Protégés par notre escorte contre l’importune curiosité de la foule, nous gagnâmes en quelques instants l’habitation du méhou, qui nous était assignée pour logement pendant notre séjour à Abomey.


V

Séjour à Abomey.

L’habitation du méhou, située non loin du palais du roi, est, comme toutes les autres, une agglomération de petites cases séparées par un labyrinthe de cours étroites et de passages tortueux. Nous trouvâmes, non sans un joyeux étonnement, les murs de celle qui nous était destinée recouverts de fresques au charbon, reproduisant avec une gaieté toute française les charges de plusieurs grands de la cour du roi de Dahomey. Elles sont dues à quelques-uns des officiers qui accompagnaient le commandant Bouet lors de son voyage à Abomey en 1852.

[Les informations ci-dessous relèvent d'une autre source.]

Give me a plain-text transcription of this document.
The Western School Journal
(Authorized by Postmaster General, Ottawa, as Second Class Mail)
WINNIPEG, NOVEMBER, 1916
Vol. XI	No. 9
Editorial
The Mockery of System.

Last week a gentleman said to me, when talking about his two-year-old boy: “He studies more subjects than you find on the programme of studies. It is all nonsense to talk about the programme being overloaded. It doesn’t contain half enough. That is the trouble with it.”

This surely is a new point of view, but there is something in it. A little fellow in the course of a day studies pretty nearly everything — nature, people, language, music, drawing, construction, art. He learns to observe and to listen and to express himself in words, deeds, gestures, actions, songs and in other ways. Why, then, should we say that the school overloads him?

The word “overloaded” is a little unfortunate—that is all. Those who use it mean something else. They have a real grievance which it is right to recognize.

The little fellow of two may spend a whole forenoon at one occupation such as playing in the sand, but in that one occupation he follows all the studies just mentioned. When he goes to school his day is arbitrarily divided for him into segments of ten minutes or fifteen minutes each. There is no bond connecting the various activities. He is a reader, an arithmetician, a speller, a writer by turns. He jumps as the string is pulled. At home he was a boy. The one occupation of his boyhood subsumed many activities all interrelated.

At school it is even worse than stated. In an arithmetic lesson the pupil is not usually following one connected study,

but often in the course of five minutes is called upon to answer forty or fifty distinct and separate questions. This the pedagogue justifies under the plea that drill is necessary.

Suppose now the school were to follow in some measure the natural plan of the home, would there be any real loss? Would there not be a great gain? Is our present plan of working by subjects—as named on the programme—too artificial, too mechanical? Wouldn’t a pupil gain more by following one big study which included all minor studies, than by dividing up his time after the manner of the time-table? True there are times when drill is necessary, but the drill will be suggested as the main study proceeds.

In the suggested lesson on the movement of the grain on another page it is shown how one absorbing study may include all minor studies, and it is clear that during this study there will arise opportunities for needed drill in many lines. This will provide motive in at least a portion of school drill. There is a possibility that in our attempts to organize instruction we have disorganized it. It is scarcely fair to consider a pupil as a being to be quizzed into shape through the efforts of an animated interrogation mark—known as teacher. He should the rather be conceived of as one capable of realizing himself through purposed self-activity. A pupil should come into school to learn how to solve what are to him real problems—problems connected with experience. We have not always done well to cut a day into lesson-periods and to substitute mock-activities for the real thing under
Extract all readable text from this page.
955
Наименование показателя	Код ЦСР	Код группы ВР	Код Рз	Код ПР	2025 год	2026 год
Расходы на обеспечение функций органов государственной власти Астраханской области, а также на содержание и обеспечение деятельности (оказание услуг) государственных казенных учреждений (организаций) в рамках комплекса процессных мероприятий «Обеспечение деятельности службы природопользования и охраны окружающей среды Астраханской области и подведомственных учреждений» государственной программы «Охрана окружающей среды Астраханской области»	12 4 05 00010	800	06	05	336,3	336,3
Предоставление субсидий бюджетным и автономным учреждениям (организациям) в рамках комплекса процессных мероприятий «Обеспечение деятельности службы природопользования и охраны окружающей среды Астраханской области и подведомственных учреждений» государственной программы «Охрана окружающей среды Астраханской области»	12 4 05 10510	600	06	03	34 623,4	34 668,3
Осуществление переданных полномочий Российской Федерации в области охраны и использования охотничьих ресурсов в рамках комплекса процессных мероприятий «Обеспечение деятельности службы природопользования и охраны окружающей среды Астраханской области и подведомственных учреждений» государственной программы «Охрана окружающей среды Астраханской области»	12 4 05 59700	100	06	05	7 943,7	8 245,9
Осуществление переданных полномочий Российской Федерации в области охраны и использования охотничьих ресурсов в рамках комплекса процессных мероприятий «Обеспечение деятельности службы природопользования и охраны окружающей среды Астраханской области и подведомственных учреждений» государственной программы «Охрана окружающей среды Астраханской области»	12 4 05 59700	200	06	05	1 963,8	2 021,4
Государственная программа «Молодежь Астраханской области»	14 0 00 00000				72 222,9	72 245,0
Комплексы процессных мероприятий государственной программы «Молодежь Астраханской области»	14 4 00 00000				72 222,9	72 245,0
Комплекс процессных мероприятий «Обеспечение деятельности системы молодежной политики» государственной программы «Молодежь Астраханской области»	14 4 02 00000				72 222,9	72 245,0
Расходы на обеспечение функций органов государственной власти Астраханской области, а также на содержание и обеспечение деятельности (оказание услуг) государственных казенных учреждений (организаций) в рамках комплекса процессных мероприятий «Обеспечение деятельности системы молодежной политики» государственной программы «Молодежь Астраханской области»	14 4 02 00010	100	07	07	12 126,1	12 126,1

Ces voyageurs avaient aussi gravé leurs initiales sur l’écorce d’un gros arbre qui décore la cour de cette case, affectée sans doute au logement des étrangers de distinction. Comme elle était trop petite pour nous contenir tous, elle devint le salon et la salle à manger commune, et nous nous logeâmes séparément dans diverses cases que le méhou mit à notre disposition. Celle que j’occupais était ombragée et embaumée par les deux plus beaux orangers que j’aie jamais vus, couverts à la fois de fleurs et de fruits, d’une vigueur et d’une dimension peu communes. Ils mesuraient au moins-trente pieds de hauteur sur trois à quatre de circonférence.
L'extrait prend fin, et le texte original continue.